[Video] 14 Illinois Counties Say They Won’t Prosecute People Carrying Guns Before Law Takes Effect
Illinois officially has a concealed carry bill on the books, but it will be many months before the licensing process is in place and permits will start getting issued.
However, at least 14 counties in Illinois as are saying their law enforcement won’t bother people and they won’t prosecute people who begin carrying now.
According to an ABC Report,
“I’ve already made clear to the state police that those prosecutions will go nowhere. Those folks will not be prosecuted as long as they’re following the guidelines that I laid out,” said Thomas Gibbons, Madison County State’s Attorney…

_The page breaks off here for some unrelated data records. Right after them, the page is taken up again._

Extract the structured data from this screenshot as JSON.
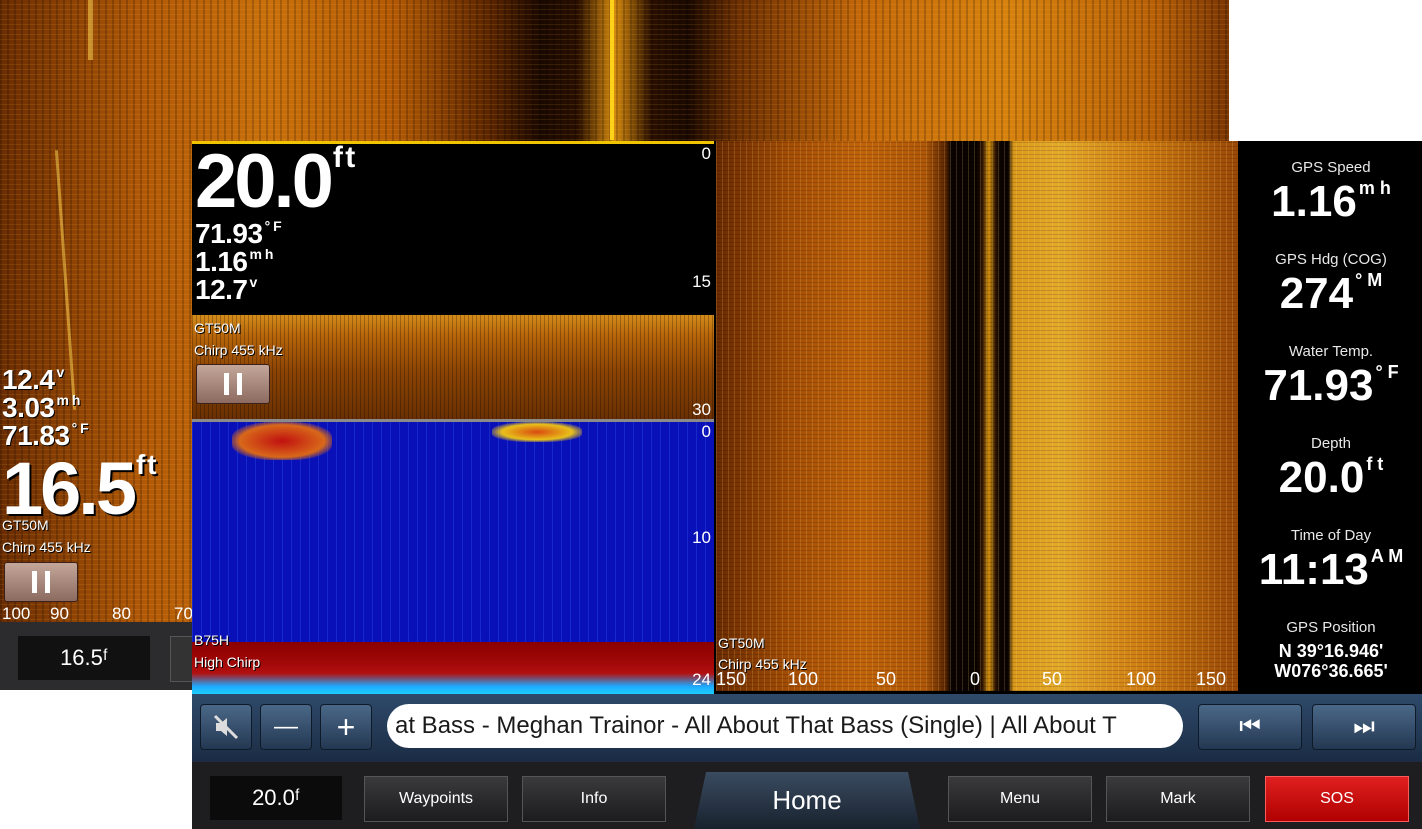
{
  "background_screen": {
    "readouts": {
      "voltage": "12.4",
      "voltage_unit": "v",
      "speed": "3.03",
      "speed_unit": "m h",
      "temperature": "71.83",
      "temperature_unit": "° F"
    },
    "depth": {
      "value": "16.5",
      "unit": "f t"
    },
    "transducer": "GT50M",
    "frequency": "Chirp 455 kHz",
    "scale": [
      "100",
      "90",
      "80",
      "70"
    ],
    "depth_box": "16.5ᶠ"
  },
  "top_pane": {
    "depth": {
      "value": "20.0",
      "unit": "f t"
    },
    "temperature": {
      "value": "71.93",
      "unit": "° F"
    },
    "speed": {
      "value": "1.16",
      "unit": "m h"
    },
    "voltage": {
      "value": "12.7",
      "unit": "v"
    },
    "transducer": "GT50M",
    "frequency": "Chirp 455 kHz",
    "scale": [
      "0",
      "15",
      "30"
    ]
  },
  "mid_pane": {
    "transducer": "B75H",
    "frequency": "High Chirp",
    "scale": [
      "0",
      "10",
      "24"
    ]
  },
  "right_pane": {
    "transducer": "GT50M",
    "frequency": "Chirp 455 kHz",
    "hscale": [
      "150",
      "100",
      "50",
      "0",
      "50",
      "100",
      "150"
    ]
  },
  "sidebar": {
    "gps_speed": {
      "title": "GPS Speed",
      "value": "1.16",
      "unit": "m h"
    },
    "gps_heading": {
      "title": "GPS Hdg (COG)",
      "value": "274",
      "unit": "° M"
    },
    "water_temp": {
      "title": "Water Temp.",
      "value": "71.93",
      "unit": "° F"
    },
    "depth": {
      "title": "Depth",
      "value": "20.0",
      "unit": "f t"
    },
    "time": {
      "title": "Time of Day",
      "value": "11:13",
      "unit": "A M"
    },
    "position": {
      "title": "GPS Position",
      "lat": "N  39°16.946'",
      "lon": "W076°36.665'"
    }
  },
  "media": {
    "mute": "mute-icon",
    "minus": "—",
    "plus": "+",
    "now_playing": "at Bass - Meghan Trainor - All About That Bass (Single)  |  All About T",
    "prev": "⏮",
    "next": "⏭"
  },
  "nav": {
    "depth_box": "20.0ᶠ",
    "waypoints": "Waypoints",
    "info": "Info",
    "home": "Home",
    "menu": "Menu",
    "mark": "Mark",
    "sos": "SOS"
  }
}
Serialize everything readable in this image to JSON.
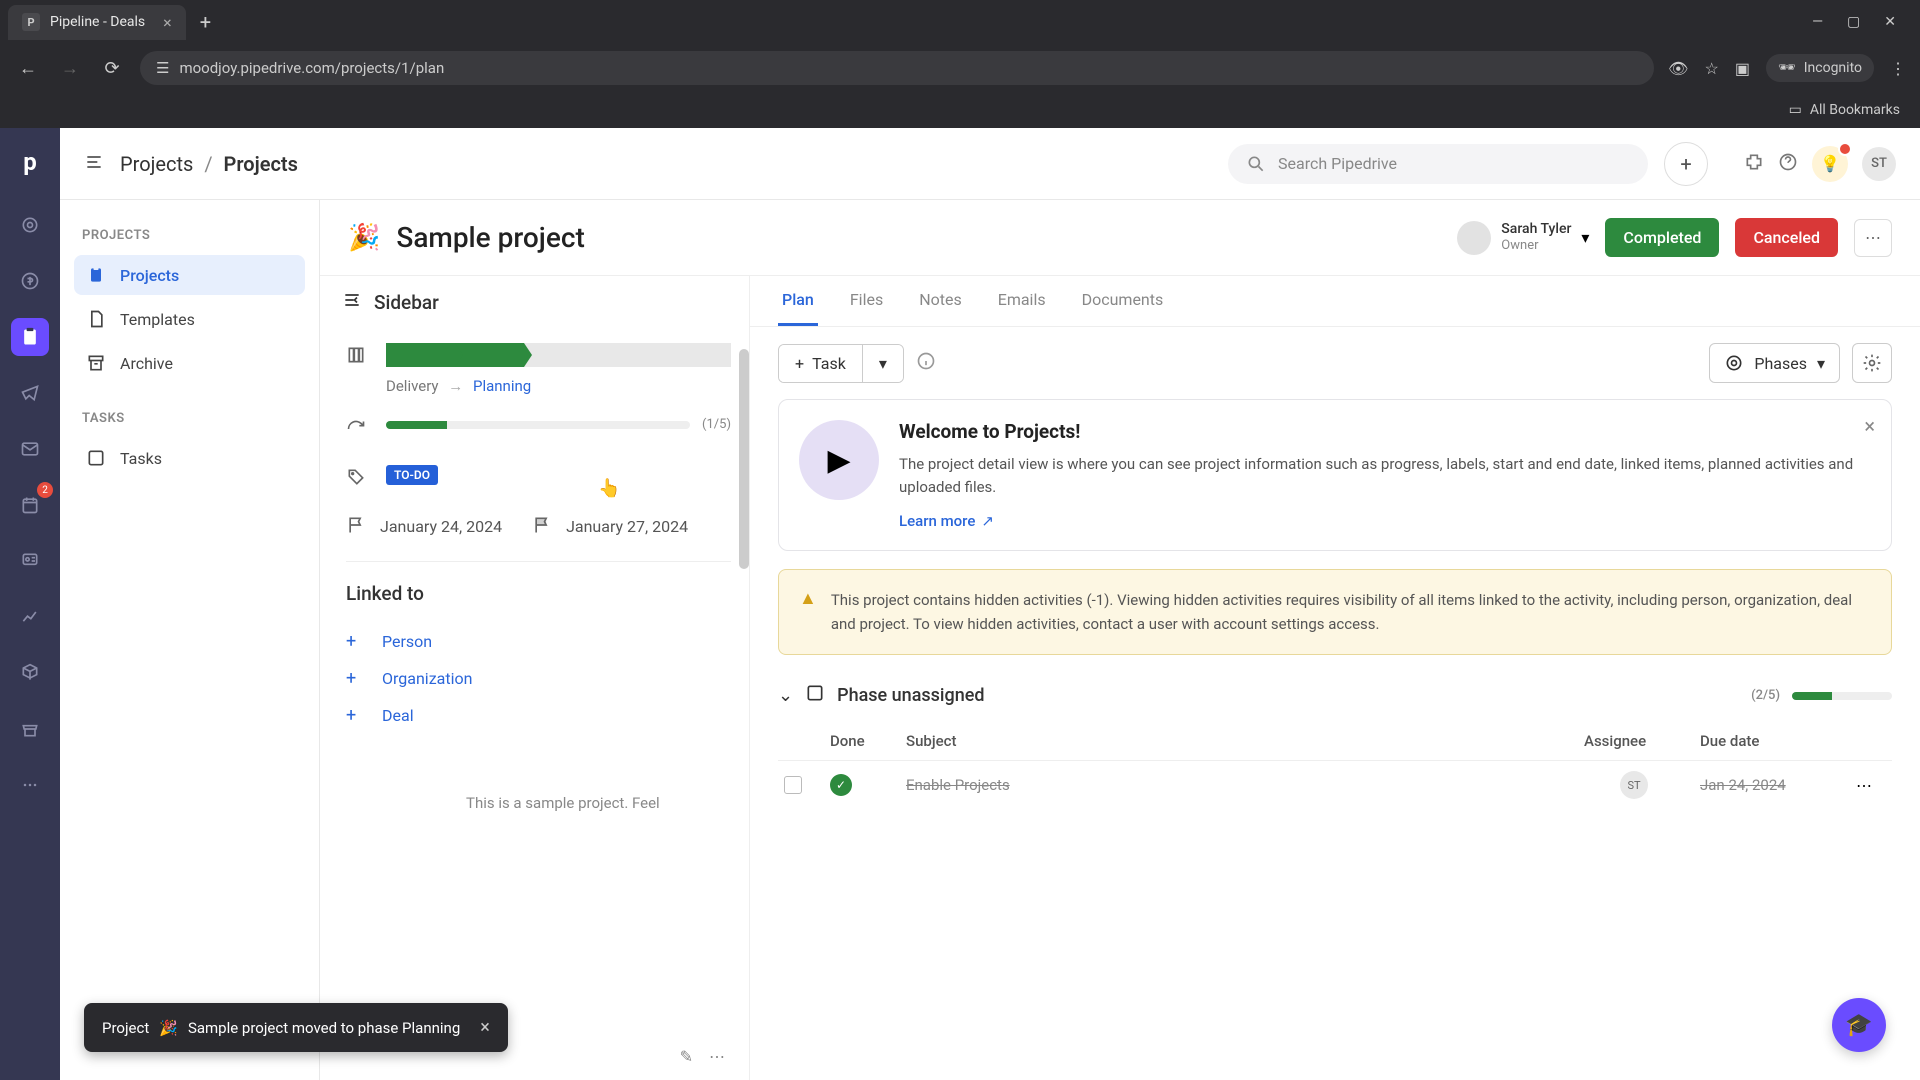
{
  "browser": {
    "tab_title": "Pipeline - Deals",
    "url": "moodjoy.pipedrive.com/projects/1/plan",
    "incognito": "Incognito",
    "all_bookmarks": "All Bookmarks"
  },
  "topbar": {
    "breadcrumb_root": "Projects",
    "breadcrumb_current": "Projects",
    "search_placeholder": "Search Pipedrive",
    "user_initials": "ST"
  },
  "rail": {
    "badge_count": "2"
  },
  "leftnav": {
    "section_projects": "PROJECTS",
    "item_projects": "Projects",
    "item_templates": "Templates",
    "item_archive": "Archive",
    "section_tasks": "TASKS",
    "item_tasks": "Tasks"
  },
  "project": {
    "emoji": "🎉",
    "title": "Sample project",
    "owner_name": "Sarah Tyler",
    "owner_role": "Owner",
    "btn_completed": "Completed",
    "btn_canceled": "Canceled"
  },
  "sidebar": {
    "title": "Sidebar",
    "phase_from": "Delivery",
    "phase_to": "Planning",
    "progress_text": "(1/5)",
    "label_badge": "TO-DO",
    "start_date": "January 24, 2024",
    "end_date": "January 27, 2024",
    "linked_title": "Linked to",
    "linked_person": "Person",
    "linked_org": "Organization",
    "linked_deal": "Deal",
    "desc_preview": "This is a sample project. Feel"
  },
  "tabs": {
    "plan": "Plan",
    "files": "Files",
    "notes": "Notes",
    "emails": "Emails",
    "documents": "Documents"
  },
  "toolbar": {
    "task": "Task",
    "phases": "Phases"
  },
  "welcome": {
    "title": "Welcome to Projects!",
    "body": "The project detail view is where you can see project information such as progress, labels, start and end date, linked items, planned activities and uploaded files.",
    "learn_more": "Learn more"
  },
  "warning": {
    "text": "This project contains hidden activities (-1). Viewing hidden activities requires visibility of all items linked to the activity, including person, organization, deal and project. To view hidden activities, contact a user with account settings access."
  },
  "phase_block": {
    "title": "Phase unassigned",
    "count": "(2/5)",
    "col_done": "Done",
    "col_subject": "Subject",
    "col_assignee": "Assignee",
    "col_due": "Due date",
    "row1_subject": "Enable Projects",
    "row1_assignee": "ST",
    "row1_due": "Jan 24, 2024"
  },
  "toast": {
    "prefix": "Project",
    "emoji": "🎉",
    "rest": "Sample project moved to phase Planning"
  }
}
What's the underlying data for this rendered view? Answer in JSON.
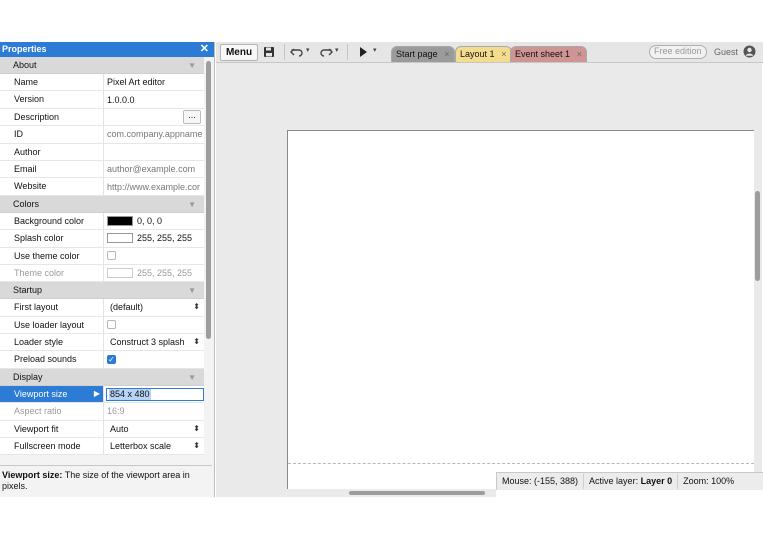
{
  "properties_panel": {
    "title": "Properties",
    "close_glyph": "✕",
    "sections": {
      "about": "About",
      "colors": "Colors",
      "startup": "Startup",
      "display": "Display"
    },
    "about": {
      "name": {
        "label": "Name",
        "value": "Pixel Art editor"
      },
      "version": {
        "label": "Version",
        "value": "1.0.0.0"
      },
      "description": {
        "label": "Description",
        "value": "",
        "button": "..."
      },
      "id": {
        "label": "ID",
        "value": "com.company.appname"
      },
      "author": {
        "label": "Author",
        "value": ""
      },
      "email": {
        "label": "Email",
        "value": "author@example.com"
      },
      "website": {
        "label": "Website",
        "value": "http://www.example.cor"
      }
    },
    "colors": {
      "background_color": {
        "label": "Background color",
        "value": "0, 0, 0",
        "swatch": "#000000"
      },
      "splash_color": {
        "label": "Splash color",
        "value": "255, 255, 255",
        "swatch": "#ffffff"
      },
      "use_theme_color": {
        "label": "Use theme color",
        "checked": false
      },
      "theme_color": {
        "label": "Theme color",
        "value": "255, 255, 255",
        "swatch": "#ffffff"
      }
    },
    "startup": {
      "first_layout": {
        "label": "First layout",
        "value": "(default)"
      },
      "use_loader_layout": {
        "label": "Use loader layout",
        "checked": false
      },
      "loader_style": {
        "label": "Loader style",
        "value": "Construct 3 splash"
      },
      "preload_sounds": {
        "label": "Preload sounds",
        "checked": true
      }
    },
    "display": {
      "viewport_size": {
        "label": "Viewport size",
        "value": "854 x 480"
      },
      "aspect_ratio": {
        "label": "Aspect ratio",
        "value": "16:9"
      },
      "viewport_fit": {
        "label": "Viewport fit",
        "value": "Auto"
      },
      "fullscreen_mode": {
        "label": "Fullscreen mode",
        "value": "Letterbox scale"
      }
    },
    "help": {
      "term": "Viewport size:",
      "text": "The size of the viewport area in pixels."
    }
  },
  "toolbar": {
    "menu_label": "Menu",
    "tabs": [
      {
        "label": "Start page",
        "close": "×"
      },
      {
        "label": "Layout 1",
        "close": "×"
      },
      {
        "label": "Event sheet 1",
        "close": "×"
      }
    ],
    "edition_badge": "Free edition",
    "user_label": "Guest"
  },
  "status_bar": {
    "mouse": "Mouse: (-155, 388)",
    "active_layer_label": "Active layer:",
    "active_layer_value": "Layer 0",
    "zoom": "Zoom: 100%"
  },
  "colors": {
    "accent": "#2c7cd6",
    "tab_start": "#9b9b9b",
    "tab_layout": "#f4dc8e",
    "tab_event": "#cf9595"
  }
}
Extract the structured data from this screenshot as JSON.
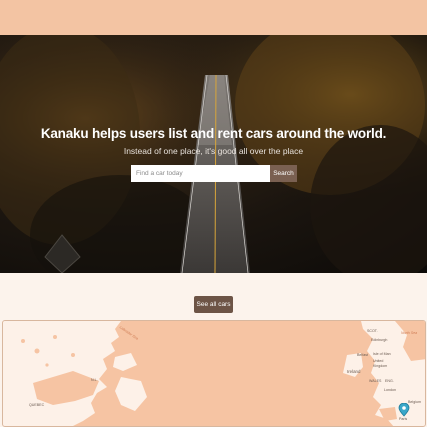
{
  "hero": {
    "title": "Kanaku helps users list and rent cars around the world.",
    "subtitle": "Instead of one place, it's good all over the place",
    "search_placeholder": "Find a car today",
    "search_button": "Search"
  },
  "actions": {
    "see_all_cars": "See all cars"
  },
  "map": {
    "labels": {
      "nl": "N.L.",
      "quebec": "QUEBEC",
      "scot": "SCOT.",
      "edinburgh": "Edinburgh",
      "belfast": "Belfast",
      "isle_of_man": "Isle of Man",
      "ireland": "Ireland",
      "united_kingdom": "United Kingdom",
      "wales": "WALES",
      "eng": "ENG.",
      "london": "London",
      "belgium": "Belgium",
      "paris": "Paris",
      "north_sea": "North Sea",
      "labrador_sea": "Labrador Sea"
    }
  }
}
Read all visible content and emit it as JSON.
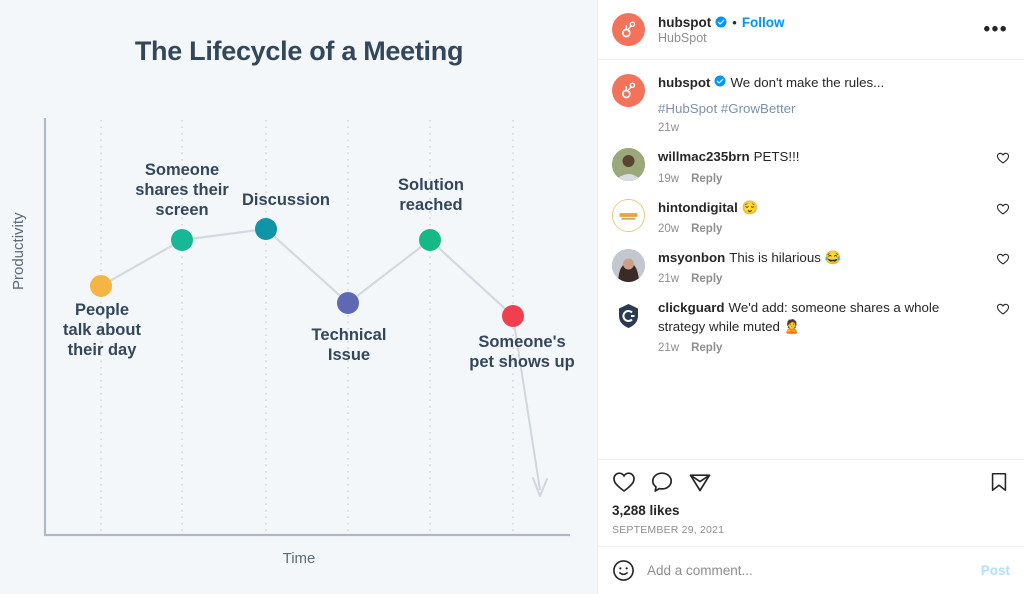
{
  "chart_data": {
    "type": "line",
    "title": "The Lifecycle of a Meeting",
    "xlabel": "Time",
    "ylabel": "Productivity",
    "grid": "vertical-dotted",
    "legend": "none",
    "xlim": [
      0,
      6
    ],
    "ylim": [
      0,
      10
    ],
    "categories": [
      "People talk about their day",
      "Someone shares their screen",
      "Discussion",
      "Technical Issue",
      "Solution reached",
      "Someone's pet shows up"
    ],
    "values": [
      4.6,
      6.4,
      6.8,
      4.0,
      6.4,
      3.5
    ],
    "points": [
      {
        "label": "People\ntalk about\ntheir day",
        "x": 1,
        "y": 4.6,
        "color": "#f5b544",
        "label_pos": "below"
      },
      {
        "label": "Someone\nshares their\nscreen",
        "x": 2,
        "y": 6.4,
        "color": "#17b897",
        "label_pos": "above"
      },
      {
        "label": "Discussion",
        "x": 3,
        "y": 6.8,
        "color": "#0f94a8",
        "label_pos": "above"
      },
      {
        "label": "Technical\nIssue",
        "x": 4,
        "y": 4.0,
        "color": "#5f68b5",
        "label_pos": "below"
      },
      {
        "label": "Solution\nreached",
        "x": 5,
        "y": 6.4,
        "color": "#17b887",
        "label_pos": "above"
      },
      {
        "label": "Someone's\npet shows up",
        "x": 6,
        "y": 3.5,
        "color": "#f0404f",
        "label_pos": "below"
      }
    ],
    "annotation": "downward arrow off the chart after final point",
    "background_color": "#f4f7fa",
    "title_color": "#33475b",
    "line_color": "#d2d9e0"
  },
  "post": {
    "header": {
      "username": "hubspot",
      "separator": "•",
      "follow_label": "Follow",
      "display_name": "HubSpot",
      "more_label": "•••",
      "avatar_color": "#f2725a"
    },
    "caption": {
      "username": "hubspot",
      "text": "We don't make the rules...",
      "hashtags": "#HubSpot #GrowBetter",
      "time": "21w"
    },
    "comments": [
      {
        "username": "willmac235brn",
        "text": "PETS!!!",
        "time": "19w",
        "reply_label": "Reply",
        "avatar_color": "#7f8d6b"
      },
      {
        "username": "hintondigital",
        "text": "😌",
        "time": "20w",
        "reply_label": "Reply",
        "avatar_color": "#f7d794"
      },
      {
        "username": "msyonbon",
        "text": "This is hilarious 😂",
        "time": "21w",
        "reply_label": "Reply",
        "avatar_color": "#6d5a55"
      },
      {
        "username": "clickguard",
        "text": "We'd add: someone shares a whole strategy while muted 🙎",
        "time": "21w",
        "reply_label": "Reply",
        "avatar_color": "#2b3a52"
      }
    ],
    "actions": {
      "like_icon": "heart-icon",
      "comment_icon": "comment-bubble-icon",
      "share_icon": "share-paper-plane-icon",
      "save_icon": "bookmark-icon"
    },
    "likes": "3,288 likes",
    "date": "SEPTEMBER 29, 2021",
    "add_comment": {
      "emoji_icon": "emoji-smiley-icon",
      "placeholder": "Add a comment...",
      "post_label": "Post"
    }
  },
  "colors": {
    "accent_blue": "#0095f6",
    "hashtag_blue": "#7a93ab",
    "muted": "#8e8e8e",
    "text": "#262626"
  }
}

…Gibbons, attending a county prosecutors conference in Chicago on Thursday, issued seven criteria that gun carriers must meet-including carrying for self-defense:
- Must be issued and possess a valid F.O.I.D. card or, if not an Illinois resident, a valid concealed carry permit from a state that performs a background check prior to issuance of the permit; and
- Must be carrying the firearm for self-defense; and
- Must not be prohibited from possession of a firearm under another statute or court order; and
- Must keep the firearm concealed on their person or in their vehicle, and not visible to the public; and
- Must not be engaged in any criminal conduct; and
- Must be in compliance with all other federal, state and local laws and ordinances; and
- Must, when asked, inform law enforcement officers of the firearm when in contact with an officer in the course of their duties. It is essential that individuals cooperate with any police officer and inform them of the presence of the firearm prior to removing it from its concealed location. Displaying the firearm at a public location or without the request or knowledge of an officer could constitute a violation of the law.
There is, however, a catch. The Illinois State Police, in a statement, made it very clear that they would continue to arrest anyone found to be carrying a gun before the permitting process is completely in place.
Illinois became the 50th state to allow for concealed carry following a court order that found Illinois’ complete ban on carry outside of the home to be unconstitutional.
While the law was passed with bi-partisan support, and even overcame a veto from the governor, many gun advocates feel the law didn’t go far enough. The bill included carve outs and exceptions for Chicago and also did not include as strong of a state preemption statute as many had hoped for.